Então, em que ficamos? O aluno em causa tem um desempenho médio positivo ou tem um desempenho médio negativo? Como resolver esta dúvida que coloca o aluno em resultados tão diferentes que se podem traduzir na progressão ou na retenção?

A situação é ainda mais grave se acrescentarmos à análise a combinação dos resultados das classificações internas com as obtidas nas Provas Finais.

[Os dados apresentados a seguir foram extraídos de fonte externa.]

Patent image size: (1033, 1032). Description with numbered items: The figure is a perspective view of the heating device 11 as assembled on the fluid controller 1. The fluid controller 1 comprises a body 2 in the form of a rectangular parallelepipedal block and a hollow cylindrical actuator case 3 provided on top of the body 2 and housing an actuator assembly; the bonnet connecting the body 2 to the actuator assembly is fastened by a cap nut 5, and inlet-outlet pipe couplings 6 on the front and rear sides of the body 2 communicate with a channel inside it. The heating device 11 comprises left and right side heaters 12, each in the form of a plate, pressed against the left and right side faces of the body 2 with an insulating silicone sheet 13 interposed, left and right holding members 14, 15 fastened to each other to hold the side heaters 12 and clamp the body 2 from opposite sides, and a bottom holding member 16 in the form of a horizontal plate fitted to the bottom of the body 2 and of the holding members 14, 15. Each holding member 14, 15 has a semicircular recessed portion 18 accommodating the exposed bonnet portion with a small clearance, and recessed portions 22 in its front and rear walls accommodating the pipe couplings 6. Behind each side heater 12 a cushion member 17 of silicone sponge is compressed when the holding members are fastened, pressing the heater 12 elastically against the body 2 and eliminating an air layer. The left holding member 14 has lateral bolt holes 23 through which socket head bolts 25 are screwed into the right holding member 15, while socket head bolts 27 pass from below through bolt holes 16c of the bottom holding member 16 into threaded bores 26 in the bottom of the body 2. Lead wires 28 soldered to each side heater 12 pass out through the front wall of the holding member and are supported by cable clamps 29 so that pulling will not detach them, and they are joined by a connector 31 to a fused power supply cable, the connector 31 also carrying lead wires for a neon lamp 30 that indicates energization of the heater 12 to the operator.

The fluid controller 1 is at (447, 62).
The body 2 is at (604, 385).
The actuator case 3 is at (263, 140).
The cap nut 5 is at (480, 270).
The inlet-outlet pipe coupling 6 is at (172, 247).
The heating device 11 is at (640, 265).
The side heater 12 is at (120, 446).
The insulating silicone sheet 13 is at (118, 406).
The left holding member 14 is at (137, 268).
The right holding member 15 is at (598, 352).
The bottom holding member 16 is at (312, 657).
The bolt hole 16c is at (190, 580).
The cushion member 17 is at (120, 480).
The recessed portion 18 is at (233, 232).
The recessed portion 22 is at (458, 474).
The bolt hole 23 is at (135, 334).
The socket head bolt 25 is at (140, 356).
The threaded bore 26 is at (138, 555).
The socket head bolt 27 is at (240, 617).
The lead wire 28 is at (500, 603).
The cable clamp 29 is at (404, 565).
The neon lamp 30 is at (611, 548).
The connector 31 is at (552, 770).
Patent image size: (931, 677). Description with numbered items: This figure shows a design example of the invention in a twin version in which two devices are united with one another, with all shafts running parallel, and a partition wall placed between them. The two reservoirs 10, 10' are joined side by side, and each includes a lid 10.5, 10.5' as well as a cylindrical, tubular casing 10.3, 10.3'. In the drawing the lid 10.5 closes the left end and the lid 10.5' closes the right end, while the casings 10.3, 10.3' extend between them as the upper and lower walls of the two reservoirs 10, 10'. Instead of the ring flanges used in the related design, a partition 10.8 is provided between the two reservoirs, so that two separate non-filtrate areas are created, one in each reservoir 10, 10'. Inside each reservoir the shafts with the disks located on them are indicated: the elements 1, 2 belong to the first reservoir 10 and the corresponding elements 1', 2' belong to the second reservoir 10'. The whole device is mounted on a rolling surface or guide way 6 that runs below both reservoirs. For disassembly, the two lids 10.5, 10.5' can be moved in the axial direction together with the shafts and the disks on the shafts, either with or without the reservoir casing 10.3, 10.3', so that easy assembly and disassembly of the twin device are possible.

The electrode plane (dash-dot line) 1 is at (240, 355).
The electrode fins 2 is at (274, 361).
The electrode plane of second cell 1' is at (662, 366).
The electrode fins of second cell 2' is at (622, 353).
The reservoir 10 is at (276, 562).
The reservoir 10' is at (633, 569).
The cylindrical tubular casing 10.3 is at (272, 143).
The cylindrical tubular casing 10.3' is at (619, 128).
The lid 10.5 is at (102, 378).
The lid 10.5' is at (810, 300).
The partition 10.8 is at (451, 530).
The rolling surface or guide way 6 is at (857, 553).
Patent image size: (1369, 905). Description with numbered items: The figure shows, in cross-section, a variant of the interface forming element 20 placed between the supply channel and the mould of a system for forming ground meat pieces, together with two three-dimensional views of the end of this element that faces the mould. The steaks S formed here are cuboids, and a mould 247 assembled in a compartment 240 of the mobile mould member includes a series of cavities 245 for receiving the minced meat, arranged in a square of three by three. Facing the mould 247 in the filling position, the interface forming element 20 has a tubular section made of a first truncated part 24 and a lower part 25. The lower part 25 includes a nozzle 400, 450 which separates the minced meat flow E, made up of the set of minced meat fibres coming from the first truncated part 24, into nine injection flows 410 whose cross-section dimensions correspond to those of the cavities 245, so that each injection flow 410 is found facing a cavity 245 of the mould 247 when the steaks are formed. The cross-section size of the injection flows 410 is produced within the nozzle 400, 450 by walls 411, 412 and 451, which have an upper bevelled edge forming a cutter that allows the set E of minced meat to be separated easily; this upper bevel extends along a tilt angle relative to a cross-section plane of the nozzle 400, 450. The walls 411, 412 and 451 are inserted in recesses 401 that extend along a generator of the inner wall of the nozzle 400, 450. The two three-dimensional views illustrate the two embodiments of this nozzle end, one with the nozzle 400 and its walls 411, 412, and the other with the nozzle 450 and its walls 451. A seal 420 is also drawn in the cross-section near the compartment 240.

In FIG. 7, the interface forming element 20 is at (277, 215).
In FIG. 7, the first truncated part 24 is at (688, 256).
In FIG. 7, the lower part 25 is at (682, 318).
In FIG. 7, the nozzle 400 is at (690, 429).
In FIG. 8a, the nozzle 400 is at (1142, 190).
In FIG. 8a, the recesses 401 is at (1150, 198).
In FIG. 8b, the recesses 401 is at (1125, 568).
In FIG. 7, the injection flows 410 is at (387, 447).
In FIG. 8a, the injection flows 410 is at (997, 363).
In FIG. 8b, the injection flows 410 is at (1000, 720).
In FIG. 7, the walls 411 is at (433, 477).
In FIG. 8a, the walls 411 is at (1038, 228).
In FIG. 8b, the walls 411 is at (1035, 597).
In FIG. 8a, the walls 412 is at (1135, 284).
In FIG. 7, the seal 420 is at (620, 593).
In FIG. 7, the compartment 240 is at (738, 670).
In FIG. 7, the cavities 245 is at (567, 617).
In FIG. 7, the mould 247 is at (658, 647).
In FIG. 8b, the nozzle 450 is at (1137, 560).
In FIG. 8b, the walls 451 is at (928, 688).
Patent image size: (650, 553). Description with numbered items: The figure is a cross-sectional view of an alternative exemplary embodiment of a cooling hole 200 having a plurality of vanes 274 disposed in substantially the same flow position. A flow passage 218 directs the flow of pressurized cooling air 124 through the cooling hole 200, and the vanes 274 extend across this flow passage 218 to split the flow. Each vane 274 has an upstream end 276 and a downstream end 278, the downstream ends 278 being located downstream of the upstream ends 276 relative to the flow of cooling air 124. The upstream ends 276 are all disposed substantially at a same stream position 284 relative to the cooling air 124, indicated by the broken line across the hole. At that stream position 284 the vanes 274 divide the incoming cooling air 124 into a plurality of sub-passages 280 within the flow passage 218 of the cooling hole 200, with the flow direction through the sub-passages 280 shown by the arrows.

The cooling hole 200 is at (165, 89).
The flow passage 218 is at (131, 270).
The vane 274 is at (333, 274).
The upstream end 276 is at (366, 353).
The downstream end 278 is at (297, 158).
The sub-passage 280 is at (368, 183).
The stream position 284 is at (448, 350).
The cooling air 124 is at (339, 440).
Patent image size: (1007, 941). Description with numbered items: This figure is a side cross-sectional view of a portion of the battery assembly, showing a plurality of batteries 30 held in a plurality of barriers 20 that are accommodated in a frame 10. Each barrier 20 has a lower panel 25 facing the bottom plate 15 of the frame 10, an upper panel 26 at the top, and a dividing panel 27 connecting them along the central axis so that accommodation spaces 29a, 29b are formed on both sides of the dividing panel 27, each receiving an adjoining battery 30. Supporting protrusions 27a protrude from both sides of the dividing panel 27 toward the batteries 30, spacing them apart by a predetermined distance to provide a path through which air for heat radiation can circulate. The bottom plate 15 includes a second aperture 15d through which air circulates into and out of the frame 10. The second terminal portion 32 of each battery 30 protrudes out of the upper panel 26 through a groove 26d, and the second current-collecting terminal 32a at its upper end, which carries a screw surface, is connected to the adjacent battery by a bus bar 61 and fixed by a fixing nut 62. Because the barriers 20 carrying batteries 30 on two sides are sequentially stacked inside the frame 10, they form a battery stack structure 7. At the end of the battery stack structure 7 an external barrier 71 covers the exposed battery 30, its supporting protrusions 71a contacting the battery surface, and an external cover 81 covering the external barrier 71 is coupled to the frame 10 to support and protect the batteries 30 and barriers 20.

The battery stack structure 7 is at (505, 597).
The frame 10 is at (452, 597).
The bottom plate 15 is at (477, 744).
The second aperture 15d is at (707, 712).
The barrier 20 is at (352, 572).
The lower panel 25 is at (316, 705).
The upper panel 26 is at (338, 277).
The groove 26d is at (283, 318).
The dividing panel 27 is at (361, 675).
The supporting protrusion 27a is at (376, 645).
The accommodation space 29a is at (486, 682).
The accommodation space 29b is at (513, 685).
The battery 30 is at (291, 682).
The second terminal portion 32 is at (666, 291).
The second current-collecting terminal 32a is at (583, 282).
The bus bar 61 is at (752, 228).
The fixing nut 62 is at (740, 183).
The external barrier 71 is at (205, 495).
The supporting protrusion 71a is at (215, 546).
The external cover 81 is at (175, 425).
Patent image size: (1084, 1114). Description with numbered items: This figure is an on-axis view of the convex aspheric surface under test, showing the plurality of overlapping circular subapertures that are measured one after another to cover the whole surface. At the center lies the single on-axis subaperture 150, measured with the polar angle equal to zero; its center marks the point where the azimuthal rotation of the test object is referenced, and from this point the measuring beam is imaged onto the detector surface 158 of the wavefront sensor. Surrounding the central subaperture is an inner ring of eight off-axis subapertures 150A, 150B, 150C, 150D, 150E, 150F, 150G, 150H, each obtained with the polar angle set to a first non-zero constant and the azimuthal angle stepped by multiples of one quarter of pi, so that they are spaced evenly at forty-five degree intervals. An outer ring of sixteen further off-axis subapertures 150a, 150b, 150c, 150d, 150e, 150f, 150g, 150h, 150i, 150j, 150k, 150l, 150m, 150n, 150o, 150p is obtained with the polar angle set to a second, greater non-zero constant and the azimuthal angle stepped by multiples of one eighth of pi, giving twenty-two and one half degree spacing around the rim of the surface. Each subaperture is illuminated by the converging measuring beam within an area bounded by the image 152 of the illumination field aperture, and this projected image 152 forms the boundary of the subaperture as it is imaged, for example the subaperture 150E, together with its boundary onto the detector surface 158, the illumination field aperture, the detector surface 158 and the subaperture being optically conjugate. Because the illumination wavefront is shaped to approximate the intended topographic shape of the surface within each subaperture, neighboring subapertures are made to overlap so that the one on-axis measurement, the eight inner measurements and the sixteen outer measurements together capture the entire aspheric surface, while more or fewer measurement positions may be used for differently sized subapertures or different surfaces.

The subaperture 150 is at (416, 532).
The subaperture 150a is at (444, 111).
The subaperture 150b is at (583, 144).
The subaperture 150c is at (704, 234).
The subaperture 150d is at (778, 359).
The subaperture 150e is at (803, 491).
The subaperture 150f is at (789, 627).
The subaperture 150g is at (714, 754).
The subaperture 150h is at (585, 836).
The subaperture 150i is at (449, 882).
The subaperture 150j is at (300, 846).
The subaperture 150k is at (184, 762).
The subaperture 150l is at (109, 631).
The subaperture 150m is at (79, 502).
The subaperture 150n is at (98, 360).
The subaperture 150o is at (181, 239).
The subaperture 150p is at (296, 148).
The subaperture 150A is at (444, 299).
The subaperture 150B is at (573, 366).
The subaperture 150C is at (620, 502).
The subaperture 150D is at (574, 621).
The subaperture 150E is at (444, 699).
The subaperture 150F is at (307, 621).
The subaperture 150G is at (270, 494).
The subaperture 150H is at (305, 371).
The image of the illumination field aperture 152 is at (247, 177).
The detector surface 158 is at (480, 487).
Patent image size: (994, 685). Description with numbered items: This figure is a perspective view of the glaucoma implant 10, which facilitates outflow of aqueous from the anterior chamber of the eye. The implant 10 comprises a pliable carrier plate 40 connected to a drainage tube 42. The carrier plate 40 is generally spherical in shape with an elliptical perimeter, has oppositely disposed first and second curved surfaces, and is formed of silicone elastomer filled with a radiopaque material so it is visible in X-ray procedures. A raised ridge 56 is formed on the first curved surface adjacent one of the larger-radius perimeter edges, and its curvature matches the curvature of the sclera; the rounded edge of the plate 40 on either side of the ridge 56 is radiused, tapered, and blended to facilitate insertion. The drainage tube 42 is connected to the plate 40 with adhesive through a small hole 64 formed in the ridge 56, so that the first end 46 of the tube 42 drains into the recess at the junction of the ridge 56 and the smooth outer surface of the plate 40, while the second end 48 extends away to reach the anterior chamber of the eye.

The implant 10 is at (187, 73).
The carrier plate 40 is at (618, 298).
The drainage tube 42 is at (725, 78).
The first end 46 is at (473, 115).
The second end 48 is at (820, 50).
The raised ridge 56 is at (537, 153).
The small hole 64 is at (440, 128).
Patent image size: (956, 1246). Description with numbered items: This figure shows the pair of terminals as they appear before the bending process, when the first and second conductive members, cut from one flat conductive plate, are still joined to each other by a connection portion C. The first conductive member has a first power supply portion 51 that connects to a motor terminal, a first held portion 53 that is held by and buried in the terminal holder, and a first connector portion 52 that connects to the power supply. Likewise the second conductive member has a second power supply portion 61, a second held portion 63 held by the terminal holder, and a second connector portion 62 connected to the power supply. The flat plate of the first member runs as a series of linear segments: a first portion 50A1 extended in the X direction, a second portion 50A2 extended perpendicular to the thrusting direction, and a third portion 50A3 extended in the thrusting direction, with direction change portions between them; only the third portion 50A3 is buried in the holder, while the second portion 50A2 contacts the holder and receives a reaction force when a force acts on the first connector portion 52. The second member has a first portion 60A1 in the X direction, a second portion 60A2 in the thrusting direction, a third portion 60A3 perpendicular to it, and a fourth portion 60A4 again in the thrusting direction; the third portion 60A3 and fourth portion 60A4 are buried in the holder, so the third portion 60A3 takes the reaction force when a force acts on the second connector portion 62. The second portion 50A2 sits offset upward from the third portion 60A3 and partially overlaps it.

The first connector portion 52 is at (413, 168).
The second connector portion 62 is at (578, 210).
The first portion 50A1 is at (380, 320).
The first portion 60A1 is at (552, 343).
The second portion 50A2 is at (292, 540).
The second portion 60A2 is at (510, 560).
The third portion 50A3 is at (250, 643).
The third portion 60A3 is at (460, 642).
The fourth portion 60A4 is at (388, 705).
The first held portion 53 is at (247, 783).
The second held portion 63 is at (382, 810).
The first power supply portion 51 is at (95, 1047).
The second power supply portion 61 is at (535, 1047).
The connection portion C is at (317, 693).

Quando um aluno do 9.º ano tem uma classificação interna negativa numa disciplina para a qual está prevista a realização de uma prova final, ele tem o direito e é-lhe dada a oportunidade de realizar essa prova, cuja classificação vai contribuir para se determinar uma “média final”, ponderada, atribuindo-se os coeficientes de ponderação de 0,7 à classificação interna e de 0,3 à classificação da prova final. Estes coeficientes de ponderação são os mesmos para os alunos do ensino básico e do ensino secundário, mas para estes últimos vigora a escala de 0 a 20 valores, que é melhor e bastante mais favorável.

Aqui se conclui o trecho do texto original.